A manuscript page from the chapter ‘Miss Stein Instructs,’ about Gertrude Stein, in Hemingway’s ‘A Moveable Feast.’

Melancholy, for sure. His tribute to the irascible Ezra Pound as a good friend “always doing things for ­people” sets a benchmark for generosity that Hemingway cannot reach. As we repeatedly see, he is forever judging and labeling and comparing—the writer and artist Wyndham Lewis has the eyes of an “unsuccessful rapist,” the stories of Katherine Mansfield are “near-beer.”

And a sense of impending failure is built into his prose. “In those days you did not really need anything, not even the rabbit’s foot.” Though ­disenchantment had always been his métier, it holds court in this ­ominous, poignant book, not least when it refers obliquely to the ­dissolution of his marriage to Hadley, his first wife, the long-suffering and idealized center of the book, whom Hemingway betrays with her friend Pauline Pfeiffer (his second wife and the grandmother of Seán Hemingway). In one sketch, Hemingway writes: “The bulldozing of three people’s hearts to destroy one happiness and build another and the love and good work and all that came out of it is not part of this book. I wrote it and left it out.”

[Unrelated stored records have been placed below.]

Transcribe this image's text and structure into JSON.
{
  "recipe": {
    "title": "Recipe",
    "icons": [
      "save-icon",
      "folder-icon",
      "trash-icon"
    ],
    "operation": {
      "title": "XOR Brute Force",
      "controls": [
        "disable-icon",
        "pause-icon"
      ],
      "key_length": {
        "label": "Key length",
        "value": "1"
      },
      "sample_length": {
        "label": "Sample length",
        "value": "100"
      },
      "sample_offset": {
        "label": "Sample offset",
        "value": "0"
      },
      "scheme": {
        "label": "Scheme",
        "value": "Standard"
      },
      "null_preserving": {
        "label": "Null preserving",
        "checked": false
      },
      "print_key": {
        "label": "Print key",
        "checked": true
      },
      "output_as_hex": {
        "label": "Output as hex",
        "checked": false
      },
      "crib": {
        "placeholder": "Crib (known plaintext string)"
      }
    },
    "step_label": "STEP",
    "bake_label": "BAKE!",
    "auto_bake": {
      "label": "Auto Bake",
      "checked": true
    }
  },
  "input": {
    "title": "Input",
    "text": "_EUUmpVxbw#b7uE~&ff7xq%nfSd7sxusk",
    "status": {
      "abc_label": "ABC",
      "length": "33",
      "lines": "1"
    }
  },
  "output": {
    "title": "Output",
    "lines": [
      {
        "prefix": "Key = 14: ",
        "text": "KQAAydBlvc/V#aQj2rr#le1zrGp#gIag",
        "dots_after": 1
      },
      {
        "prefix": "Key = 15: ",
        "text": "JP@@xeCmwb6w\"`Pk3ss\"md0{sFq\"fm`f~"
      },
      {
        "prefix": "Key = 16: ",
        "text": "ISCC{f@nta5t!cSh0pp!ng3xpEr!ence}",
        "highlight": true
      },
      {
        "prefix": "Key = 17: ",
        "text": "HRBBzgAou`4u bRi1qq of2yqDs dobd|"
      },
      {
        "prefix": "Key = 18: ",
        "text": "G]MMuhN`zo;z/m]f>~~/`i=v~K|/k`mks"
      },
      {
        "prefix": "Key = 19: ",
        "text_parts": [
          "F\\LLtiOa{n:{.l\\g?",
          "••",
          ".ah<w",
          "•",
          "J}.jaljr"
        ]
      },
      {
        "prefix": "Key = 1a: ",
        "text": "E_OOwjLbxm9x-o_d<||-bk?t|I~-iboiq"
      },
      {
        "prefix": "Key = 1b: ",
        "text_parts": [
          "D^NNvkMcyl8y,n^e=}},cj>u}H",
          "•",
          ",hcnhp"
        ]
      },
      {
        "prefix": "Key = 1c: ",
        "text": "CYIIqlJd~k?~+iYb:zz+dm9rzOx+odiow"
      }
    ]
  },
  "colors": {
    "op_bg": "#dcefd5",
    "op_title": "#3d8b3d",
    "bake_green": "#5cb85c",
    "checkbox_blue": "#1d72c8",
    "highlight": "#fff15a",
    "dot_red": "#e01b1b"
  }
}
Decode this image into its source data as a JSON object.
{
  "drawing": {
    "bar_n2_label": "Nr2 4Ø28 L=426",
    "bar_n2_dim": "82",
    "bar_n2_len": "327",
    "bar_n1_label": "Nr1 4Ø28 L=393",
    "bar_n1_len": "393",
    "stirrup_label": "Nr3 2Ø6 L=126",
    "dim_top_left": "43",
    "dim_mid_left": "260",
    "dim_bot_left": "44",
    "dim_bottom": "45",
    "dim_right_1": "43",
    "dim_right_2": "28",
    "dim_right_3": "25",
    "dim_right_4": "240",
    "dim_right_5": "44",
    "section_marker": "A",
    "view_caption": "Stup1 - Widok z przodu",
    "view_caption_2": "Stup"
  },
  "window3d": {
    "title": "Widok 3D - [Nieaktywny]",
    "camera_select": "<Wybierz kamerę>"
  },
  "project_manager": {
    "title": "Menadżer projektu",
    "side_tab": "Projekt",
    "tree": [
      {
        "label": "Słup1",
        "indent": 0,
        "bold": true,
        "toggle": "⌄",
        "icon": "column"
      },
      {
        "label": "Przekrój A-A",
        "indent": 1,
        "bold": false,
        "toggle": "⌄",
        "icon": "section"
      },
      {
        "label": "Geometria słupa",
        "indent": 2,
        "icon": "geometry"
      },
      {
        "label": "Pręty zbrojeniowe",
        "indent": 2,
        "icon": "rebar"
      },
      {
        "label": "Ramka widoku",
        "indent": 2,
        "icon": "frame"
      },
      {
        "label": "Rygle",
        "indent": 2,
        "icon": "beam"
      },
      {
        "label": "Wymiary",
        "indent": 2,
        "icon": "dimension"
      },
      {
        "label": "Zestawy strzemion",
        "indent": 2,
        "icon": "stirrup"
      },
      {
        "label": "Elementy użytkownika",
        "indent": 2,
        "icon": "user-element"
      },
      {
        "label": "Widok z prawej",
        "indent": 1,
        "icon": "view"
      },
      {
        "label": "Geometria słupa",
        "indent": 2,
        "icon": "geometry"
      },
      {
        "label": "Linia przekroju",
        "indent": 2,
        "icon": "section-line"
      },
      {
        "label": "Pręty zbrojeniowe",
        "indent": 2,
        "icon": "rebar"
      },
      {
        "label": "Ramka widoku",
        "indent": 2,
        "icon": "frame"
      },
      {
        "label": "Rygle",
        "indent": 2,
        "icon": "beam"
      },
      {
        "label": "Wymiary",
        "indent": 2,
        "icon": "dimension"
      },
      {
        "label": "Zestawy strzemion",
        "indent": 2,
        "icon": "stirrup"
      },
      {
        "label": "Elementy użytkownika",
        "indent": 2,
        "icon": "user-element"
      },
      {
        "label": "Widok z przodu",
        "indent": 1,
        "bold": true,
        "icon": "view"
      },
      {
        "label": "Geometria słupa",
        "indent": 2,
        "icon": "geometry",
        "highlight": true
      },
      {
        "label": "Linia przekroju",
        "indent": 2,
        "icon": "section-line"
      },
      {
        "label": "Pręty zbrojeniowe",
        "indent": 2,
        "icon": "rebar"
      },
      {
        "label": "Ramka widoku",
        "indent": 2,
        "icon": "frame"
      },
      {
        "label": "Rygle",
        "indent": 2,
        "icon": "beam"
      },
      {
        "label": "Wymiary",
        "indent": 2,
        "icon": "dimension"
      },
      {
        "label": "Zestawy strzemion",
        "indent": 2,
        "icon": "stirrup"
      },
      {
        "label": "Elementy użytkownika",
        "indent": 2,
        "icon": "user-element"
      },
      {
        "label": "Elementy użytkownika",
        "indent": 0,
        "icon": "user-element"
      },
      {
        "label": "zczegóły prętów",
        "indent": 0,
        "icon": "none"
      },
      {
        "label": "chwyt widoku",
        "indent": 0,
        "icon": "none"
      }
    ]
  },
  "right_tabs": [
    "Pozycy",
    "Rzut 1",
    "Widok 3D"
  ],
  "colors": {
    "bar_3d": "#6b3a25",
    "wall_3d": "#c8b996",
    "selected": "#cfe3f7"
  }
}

Gifted in the not-said and in the wresting of emotions from the ­declarative, Hemingway casts himself in “A Moveable Feast” as both an ­ingénue learning his craft and an older, sicker, still deliberate man who, finally turning to memoir, writes of the past as honestly as he knows how—which is to say, as a novelist. The newly restored edition gives us an opportunity to meet Hemingway less as the controlled craftsman that he long pretended to be than as the embittered, frightened, sharp-eyed avoider of feelings who captured them unerringly. But in many ways the book remains what it was: the elegiac testimony of a writer sensitive to time and change, to false starts and to false people, most especially himself, and all those “limiters of happiness except for the very few that were as good as spring.”

—Ms. Wineapple’s most recent book is “White Heat: The Friendship of Emily Dickinson and Thomas Wentworth Higginson.”